I think this is a pivotal statement. While “underlying reality” may, in and of itself, be a controversial and debatable item, it is definitely true that the DSM is based on “communal norms,” which, as most of us have come to realize, is no measure of health and well-being, as per Krishnamurti. In fact, we know with certainty that establishing a social standard as per these “communal norms” is dangerously and unnaturally rigid, and unrealistic beyond measure.
To my mind, this is exactly what causes such chronic stress, to feel that one has to live up to these bogus standards feeling one has to live up to this to be considered “healthy” or “acceptable” to society. In reality, I truly believe no one does live up to DSM standards, it is impossible, non-human. It’s just that some know how to skillfully project that they do, while, in essence, hiding their authentic self, extremely repressed.
And when one admits and demonstrates freely that he/she neither “fits in,” nor cares to, here comes the stigma, marginalization, and eventually, second-class citizenship, all for either not fitting into the sick society (so society makes itself even sicker via othering), or for having problems and asking for help. The DSM is a dictionary of stigma..
From my film, Voices That Heal, “Stigma is born in the mindset of fear and discrimination and occurs when social norms are challenged.” Sounds like the DSM to me.

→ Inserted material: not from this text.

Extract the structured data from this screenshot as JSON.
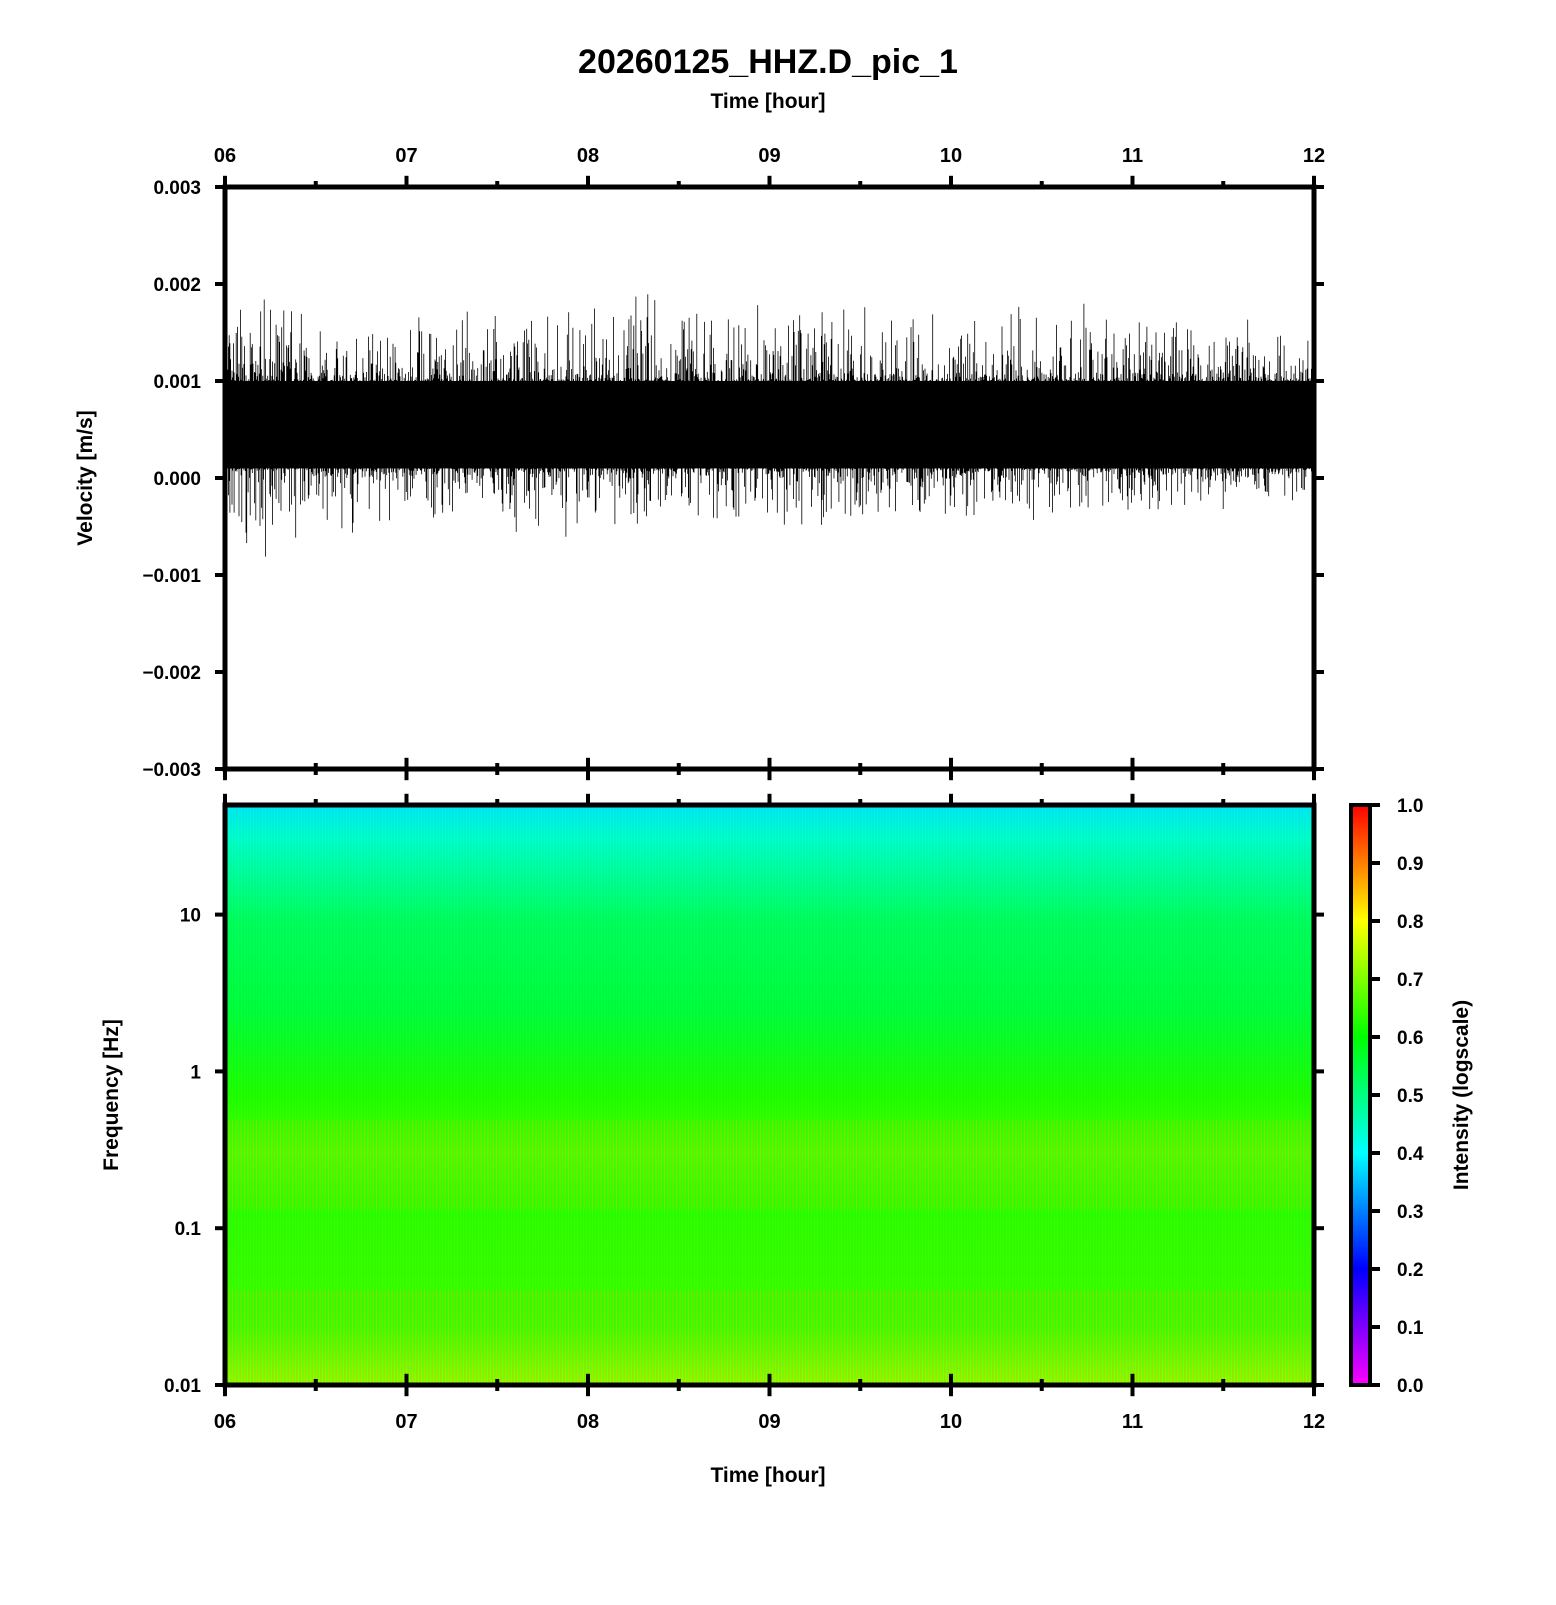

Btw, when social/community norms are challenged to the extent they are being challenged at present, due to all the blatant inequality and the harm done and suffering imposed onto innocent people as a result, that means it is time to evolve! So how would that be possible if everyone who challenges the norm, in any respect, gets labeled, drugged, shocked, and basically discarded from society, especially if they dare to speak their truth about the matter? No growth there, no evolution, just a stuck society, rife with corruption, abuse, and all sorts of violence. That is a bleak picture.
That’s what the DSM does, it invalidates anyone who challenges this sick society (which it so badly needs to be challenged, it is more than reasonable at this point), so the pressure builds. Doesn’t seem very useful to me at all, if we want to heal, grow, and evolve forward. Can’t stop the truth, though, and we definitely cannot stop change and growth from happening, so I’m extremely curious how this will go down.

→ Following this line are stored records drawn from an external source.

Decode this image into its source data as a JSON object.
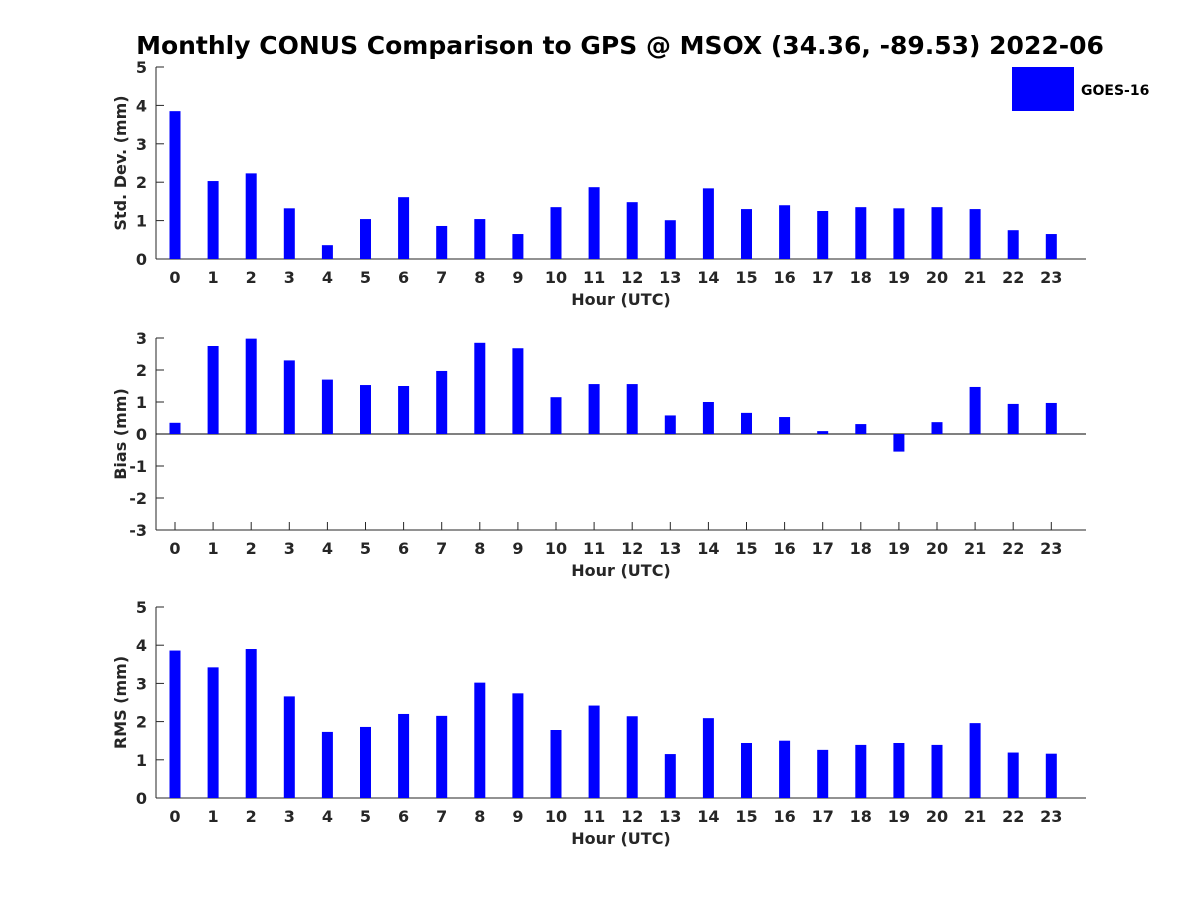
{
  "title": "Monthly CONUS Comparison to GPS @ MSOX (34.36, -89.53) 2022-06",
  "legend": {
    "label": "GOES-16",
    "color": "#0000ff"
  },
  "colors": {
    "bar": "#0000ff",
    "axis": "#262626"
  },
  "chart_data": [
    {
      "type": "bar",
      "xlabel": "Hour (UTC)",
      "ylabel": "Std. Dev. (mm)",
      "ylim": [
        0,
        5
      ],
      "yticks": [
        0,
        1,
        2,
        3,
        4,
        5
      ],
      "categories": [
        "0",
        "1",
        "2",
        "3",
        "4",
        "5",
        "6",
        "7",
        "8",
        "9",
        "10",
        "11",
        "12",
        "13",
        "14",
        "15",
        "16",
        "17",
        "18",
        "19",
        "20",
        "21",
        "22",
        "23"
      ],
      "series": [
        {
          "name": "GOES-16",
          "values": [
            3.85,
            2.03,
            2.23,
            1.32,
            0.36,
            1.04,
            1.61,
            0.86,
            1.04,
            0.65,
            1.35,
            1.87,
            1.48,
            1.01,
            1.84,
            1.3,
            1.4,
            1.25,
            1.35,
            1.32,
            1.35,
            1.3,
            0.75,
            0.65
          ]
        }
      ]
    },
    {
      "type": "bar",
      "xlabel": "Hour (UTC)",
      "ylabel": "Bias (mm)",
      "ylim": [
        -3,
        3
      ],
      "yticks": [
        -3,
        -2,
        -1,
        0,
        1,
        2,
        3
      ],
      "categories": [
        "0",
        "1",
        "2",
        "3",
        "4",
        "5",
        "6",
        "7",
        "8",
        "9",
        "10",
        "11",
        "12",
        "13",
        "14",
        "15",
        "16",
        "17",
        "18",
        "19",
        "20",
        "21",
        "22",
        "23"
      ],
      "series": [
        {
          "name": "GOES-16",
          "values": [
            0.35,
            2.75,
            2.98,
            2.3,
            1.7,
            1.53,
            1.5,
            1.97,
            2.85,
            2.68,
            1.15,
            1.56,
            1.56,
            0.58,
            1.0,
            0.66,
            0.53,
            0.09,
            0.31,
            -0.55,
            0.37,
            1.47,
            0.94,
            0.97
          ]
        }
      ]
    },
    {
      "type": "bar",
      "xlabel": "Hour (UTC)",
      "ylabel": "RMS (mm)",
      "ylim": [
        0,
        5
      ],
      "yticks": [
        0,
        1,
        2,
        3,
        4,
        5
      ],
      "categories": [
        "0",
        "1",
        "2",
        "3",
        "4",
        "5",
        "6",
        "7",
        "8",
        "9",
        "10",
        "11",
        "12",
        "13",
        "14",
        "15",
        "16",
        "17",
        "18",
        "19",
        "20",
        "21",
        "22",
        "23"
      ],
      "series": [
        {
          "name": "GOES-16",
          "values": [
            3.86,
            3.42,
            3.9,
            2.66,
            1.73,
            1.86,
            2.2,
            2.15,
            3.02,
            2.74,
            1.78,
            2.42,
            2.14,
            1.15,
            2.09,
            1.44,
            1.5,
            1.26,
            1.39,
            1.44,
            1.39,
            1.96,
            1.19,
            1.16
          ]
        }
      ]
    }
  ]
}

“… when one admits and demonstrates freely that he/she neither ‘fits in,’ nor cares to, here comes the stigma, marginalization, and eventually, second-class citizenship, all for … not fitting into the sick society….” I agree, Alex, this is the problem. I was listening to a talk on consciousness the other day which was really interesting.

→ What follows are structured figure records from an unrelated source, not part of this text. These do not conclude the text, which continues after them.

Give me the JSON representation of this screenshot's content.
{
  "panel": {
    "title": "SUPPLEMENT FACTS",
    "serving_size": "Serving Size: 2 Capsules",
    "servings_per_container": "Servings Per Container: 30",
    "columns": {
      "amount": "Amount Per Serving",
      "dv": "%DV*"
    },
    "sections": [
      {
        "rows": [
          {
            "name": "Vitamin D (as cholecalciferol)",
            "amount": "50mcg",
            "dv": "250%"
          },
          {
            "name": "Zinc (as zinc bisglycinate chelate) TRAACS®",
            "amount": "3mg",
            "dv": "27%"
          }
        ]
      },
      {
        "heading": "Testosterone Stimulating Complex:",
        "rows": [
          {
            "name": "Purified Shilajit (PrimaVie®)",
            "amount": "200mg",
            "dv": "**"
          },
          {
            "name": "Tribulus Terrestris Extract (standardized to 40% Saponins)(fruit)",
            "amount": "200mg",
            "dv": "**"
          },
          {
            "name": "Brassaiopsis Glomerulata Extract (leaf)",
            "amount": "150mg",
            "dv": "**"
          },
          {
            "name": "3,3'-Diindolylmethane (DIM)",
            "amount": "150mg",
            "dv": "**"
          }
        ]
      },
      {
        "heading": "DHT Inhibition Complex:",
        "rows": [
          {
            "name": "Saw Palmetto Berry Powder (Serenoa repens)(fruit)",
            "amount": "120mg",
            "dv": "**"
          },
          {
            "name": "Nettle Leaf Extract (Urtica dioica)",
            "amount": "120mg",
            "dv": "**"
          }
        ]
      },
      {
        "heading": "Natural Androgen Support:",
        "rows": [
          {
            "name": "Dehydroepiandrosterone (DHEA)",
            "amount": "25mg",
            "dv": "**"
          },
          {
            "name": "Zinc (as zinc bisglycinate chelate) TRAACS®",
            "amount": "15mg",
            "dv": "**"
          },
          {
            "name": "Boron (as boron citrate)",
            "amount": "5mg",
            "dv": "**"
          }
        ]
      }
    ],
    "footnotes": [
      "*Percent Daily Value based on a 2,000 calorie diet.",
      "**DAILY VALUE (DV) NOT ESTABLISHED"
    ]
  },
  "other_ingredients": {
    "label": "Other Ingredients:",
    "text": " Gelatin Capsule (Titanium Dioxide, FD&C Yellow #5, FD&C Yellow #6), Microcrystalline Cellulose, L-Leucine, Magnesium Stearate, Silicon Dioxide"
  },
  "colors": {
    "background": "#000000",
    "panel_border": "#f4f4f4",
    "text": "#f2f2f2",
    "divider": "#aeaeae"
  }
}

One point the speaker made was society can be ruled with love or with fear, and our current society is being ruled with fear, and this will inevitably lead only to chaos. And the psychiatrists job is to drug up all those who want to live in a society of mutual respect, cooperation, and love. As opposed to our current short run profit worshipping, crony capitalist, fear and war mongering society. “That’s what the DSM does, it invalidates anyone who challenges this sick society.” I agree, the status quo is sick, and needs to be challenged. There is a better way.
Nice to see this information. He says on his site that he’s writing a book about the history of psychiatry. It could be good if he’s already saying that psychiatry’s own central reference is invalid, and that it’s a product of inter-professional delusion.
Pity we can’t get the same criticism of the ICDs.
Just as useless and an excuse not to investigate the patient thoroughly.